But anyway, here it goes now, better late than never.
So back in August we took a family camping trip to Yosemite National Park. There are about 50 stories I could tell about how beautiful, big, emotionally impressive and breath taking it was, but the most moving story is from our last night there.
The entire time, Claudia was really emotional, in a very good way, she was really intune with what was going on around us, the majesty of it all, and more often than I can recall she'd say something like "oh mom! it's beautiful! Jesus made this for us because He loves us right?!" "yes, baby, He made all this, and made it beautiful, because He loves us." awwwww.... yes, it really was sweet.
So the last night that we're there, we decide that we wanted to take the kids out of the forest where we were camping, and out to the meadow so they could see all the stars. We'd brought our bikes, so we took turns, first I headed out with Claudia on my handle bars and in the pitch dark of the night, with the path illuminated with our little flashlights, we rode out of the forest into the starlit meadow and laid down to look up at the stars.
We're laying off the path, in this meadow in Yosemite Valley, cliffs with the Royal Arches on one side, and the forest and more cliffs on the other. As we look up, you could see the whole universe. Ok, well not really, but living in southern California, you maybe see 50 stars at night, and in the clear sky up there it was mind blowing how many stars there were. Claudia was about to cry, again, and she says "momma look! they're beautiful, and Jesus made them for us because He loves us so much, right?!" "yes hun, He loves us that much."
We agree that it's not fair to leave Joe and Papa waiting, so we get back on the bike, turn on our flash lights, and head back into the dark forest to our camp.

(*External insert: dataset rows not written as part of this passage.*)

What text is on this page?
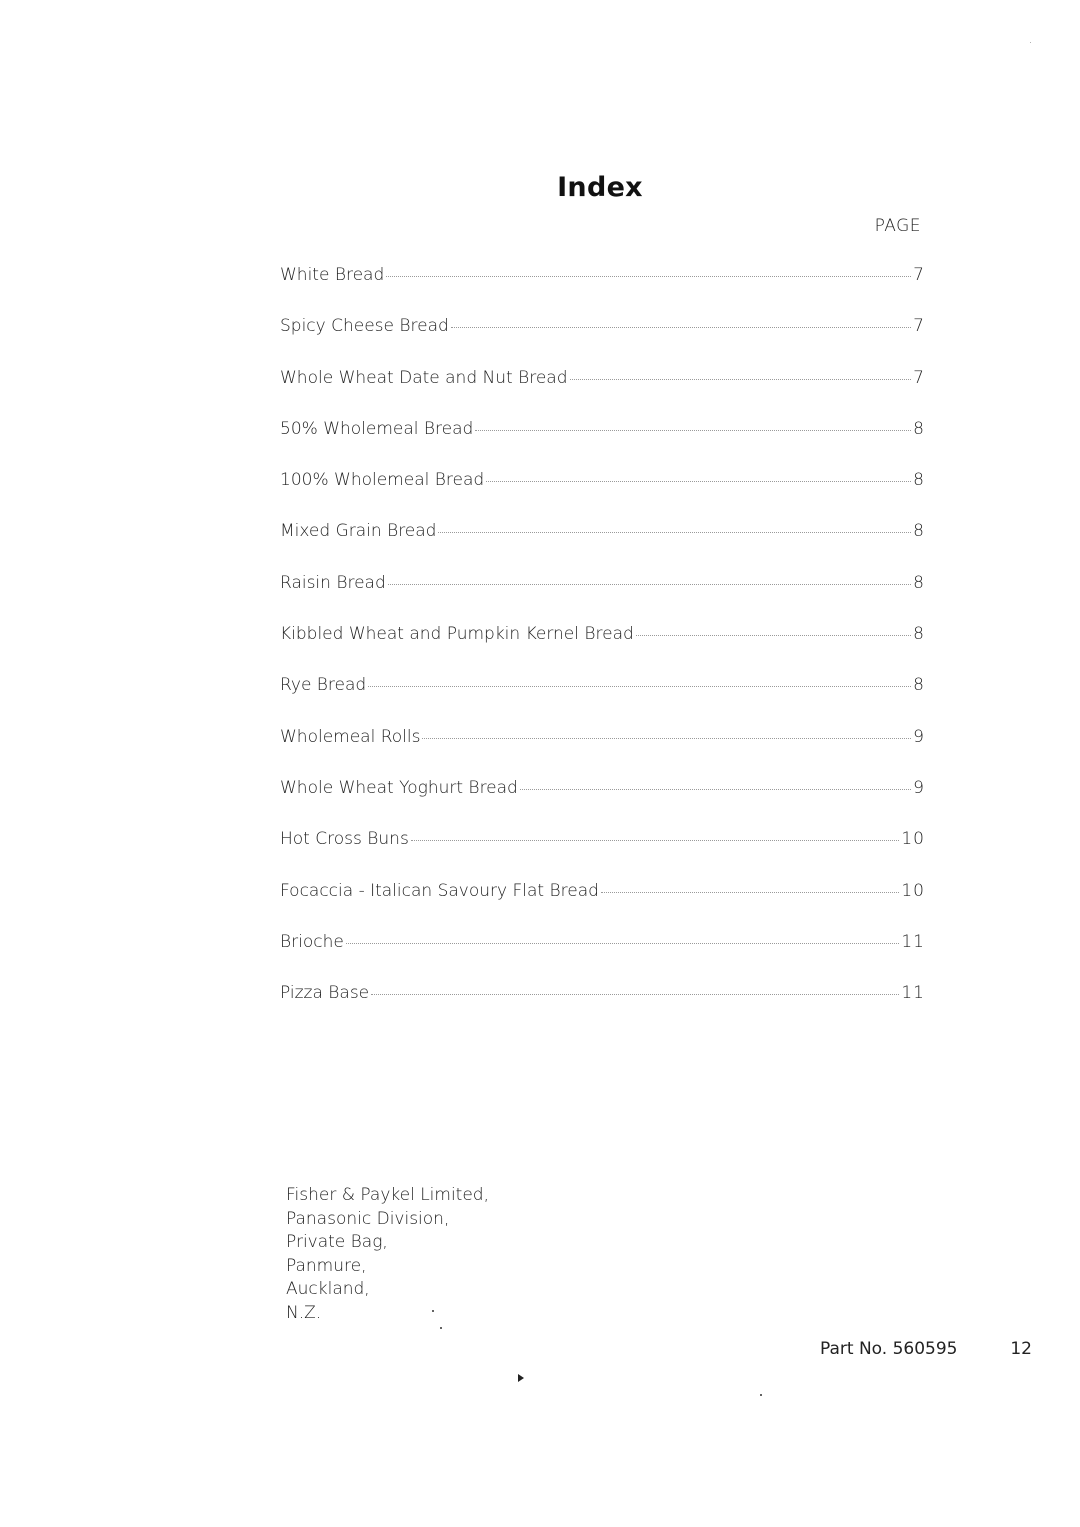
Index
PAGE
White Bread	7
Spicy Cheese Bread	7
Whole Wheat Date and Nut Bread	7
50% Wholemeal Bread	8
100% Wholemeal Bread	8
Mixed Grain Bread	8
Raisin Bread	8
Kibbled Wheat and Pumpkin Kernel Bread	8
Rye Bread	8
Wholemeal Rolls	9
Whole Wheat Yoghurt Bread	9
Hot Cross Buns	10
Focaccia - Italican Savoury Flat Bread	10
Brioche	11
Pizza Base	11
Fisher & Paykel Limited,
Panasonic Division,
Private Bag,
Panmure,
Auckland,
N.Z.
Part No. 560595	12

Claudia briefly tells Darren how beautiful it was, and that she hopes they have fun too, then they take off and we sit down next to our campfire and she cozies up in my lap.
She starts to talk to me about how beautiful it all was, we look up and in the parting of the mass of trees above us, the small break in the canopy lets us see a few stars, just a fraction of what we saw a few minutes earlier, but probably still more than we ever see at home. She keeps talking, and in a way that is very typical of her storytelling-reminiscing-memory-wandering, she starts to tell me how she missed me when she was still with Marisa, her birth mom. Of course, she doesn't understand that she didn't actually miss me, that she didn't even know me, but because she's still young she doesn't necessarily 'remember' in chronological order. I told her that I didn't know her yet and that's why she wasn't with me. She started to get really sad, emotional at least, saying that she wished she just could have been in my tummy instead. I had to explain to her that Jesus had a very unique plan for her, and that part of that was to be made inside Marisa's tummy, not mine. And that Marisa would always have a very special part of her story, she'll always get to be her "tummy mommy", and my special part of her story is to get to be her "family mommy".
She started to tell me a story about a time when she must have gone on a court appointed visit to see her birth mom. At the end of the visit Marisa told her it was time to leave and Claudia had started crying saying she didn't want to go, Marisa told her that she had to, that she'd have to go back to Wendy (the temp fostermom at the time). She was upset that they were taking her away. Claudia turned and looked at me and said "and she didn't feel bad." we try to help her to remember these sorts of things with as little negative subjectivity as possible so I said, "you mean she didn't cry?"
"no, well, maybe on the inside, but I didn't see it"
"hmmm"
"you would have cried, right mom? if they were taking me away from you?"
"yes, Claudia, I would have cried if someone took you away."
"okay then"
She smiled, gave me a kiss and then turned back to look at the fire. For a long time we just sat there, holding each other. Her probably now thinking about stars, s'mores and bears and all the beautiful things we'd seen in the week we'd been there. And me thinking about how she'd worked through a painful memory in her past, recognized that although Marisa loves her, something is definitely different about her and the kind of mom she is, and how she realized that although I didn't have her in my tummy, I would have cried if someone tried to take her, and that's the kind of mom she wants, a family mom, a real mom.